Wednesday, August 17, 2005

living my dreams

Since the day I may join my beloved is nowhere in sight,

Slowly, slowly I turn away from this love.

'Impossible!' my heart cries out, 'impossible!'

It shakes its head and smirks at my sad plight.


#640: From Rumi's Kolliyaat-e Shams-e Tabrizi

Search word: now

I've started the day with the question: where to now? and I've imagined what I'd do if I suddenly acquired a million dollars together with a one thousand dollar a week income. This is like imagining how things would be if they were perfect as when imagining being with one's beloved. When one's dream seems so very far away, one tends to give up on it or turn away. Reality, cynicism, a kind of humility, these set in and say: no, get real, you've not got what it takes, you're a loser after all.

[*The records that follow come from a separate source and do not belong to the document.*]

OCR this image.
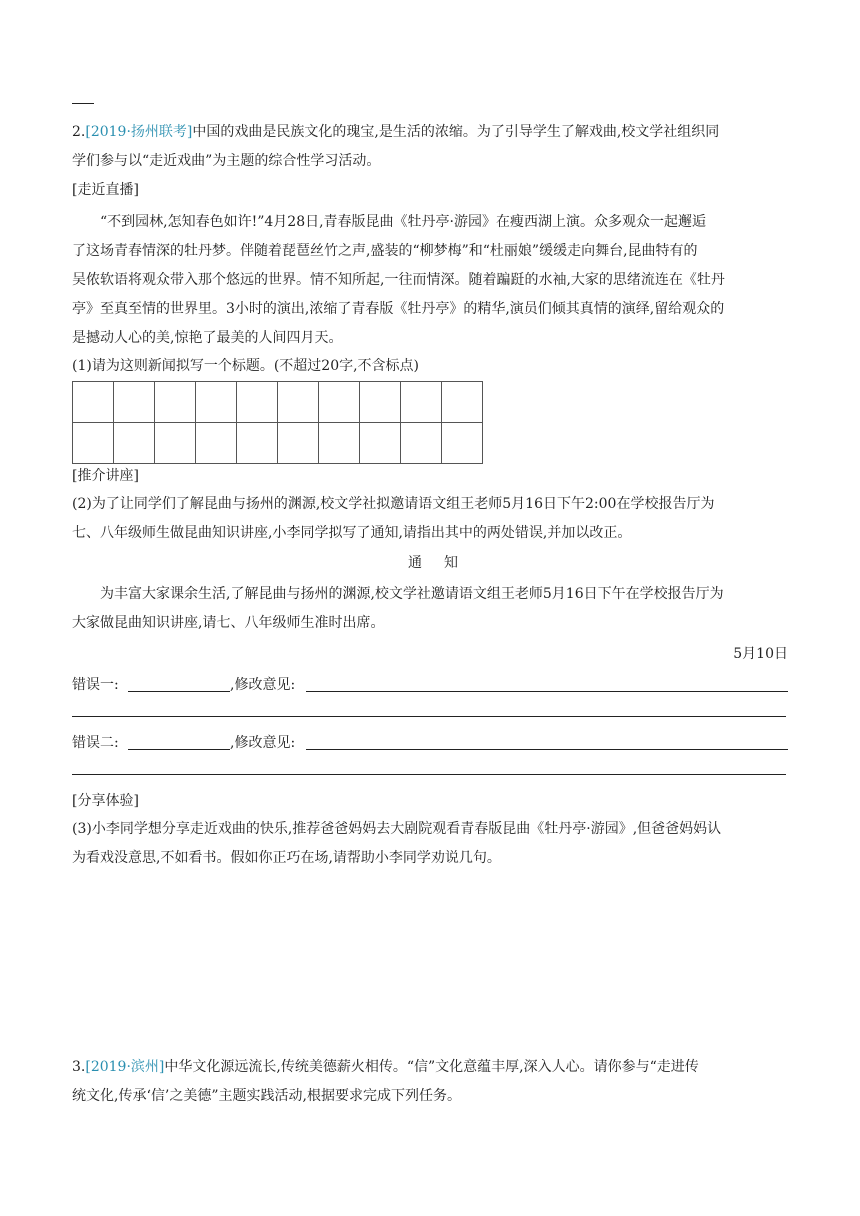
2.[2019·扬州联考]中国的戏曲是民族文化的瑰宝,是生活的浓缩。为了引导学生了解戏曲,校文学社组织同

学们参与以“走近戏曲”为主题的综合性学习活动。

[走近直播]

“不到园林,怎知春色如许!”4月28日,青春版昆曲《牡丹亭·游园》在瘦西湖上演。众多观众一起邂逅

了这场青春情深的牡丹梦。伴随着琵琶丝竹之声,盛装的“柳梦梅”和“杜丽娘”缓缓走向舞台,昆曲特有的

吴侬软语将观众带入那个悠远的世界。情不知所起,一往而情深。随着蹁跹的水袖,大家的思绪流连在《牡丹

亭》至真至情的世界里。3小时的演出,浓缩了青春版《牡丹亭》的精华,演员们倾其真情的演绎,留给观众的

是撼动人心的美,惊艳了最美的人间四月天。

(1)请为这则新闻拟写一个标题。(不超过20字,不含标点)

[推介讲座]

(2)为了让同学们了解昆曲与扬州的渊源,校文学社拟邀请语文组王老师5月16日下午2:00在学校报告厅为

七、八年级师生做昆曲知识讲座,小李同学拟写了通知,请指出其中的两处错误,并加以改正。

通知

为丰富大家课余生活,了解昆曲与扬州的渊源,校文学社邀请语文组王老师5月16日下午在学校报告厅为

大家做昆曲知识讲座,请七、八年级师生准时出席。

5月10日
错误一:	,修改意见:
错误二:	,修改意见:
[分享体验]

(3)小李同学想分享走近戏曲的快乐,推荐爸爸妈妈去大剧院观看青春版昆曲《牡丹亭·游园》,但爸爸妈妈认

为看戏没意思,不如看书。假如你正巧在场,请帮助小李同学劝说几句。

3.[2019·滨州]中华文化源远流长,传统美德薪火相传。“信”文化意蕴丰厚,深入人心。请你参与“走进传

统文化,传承‘信’之美德”主题实践活动,根据要求完成下列任务。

This verse of Rumi's is comforting for it suggests that the project of giving up on one's dreams is impossible. It is doomed to failure from the start. There is no need, then, to energetically fight the inner cynic for he has failed from the outset. I need just attend to the things of today and let my dreams live on. They may forever remain dreams but they do nevertheless define me and they will live so long as I myself stay alive. I live my dreams in the way I live my days. It would help to put words or images to them: that is the first step to concrete realization. However, it is not essential. Even my cat lives her dreams and she needs no writing tools for that.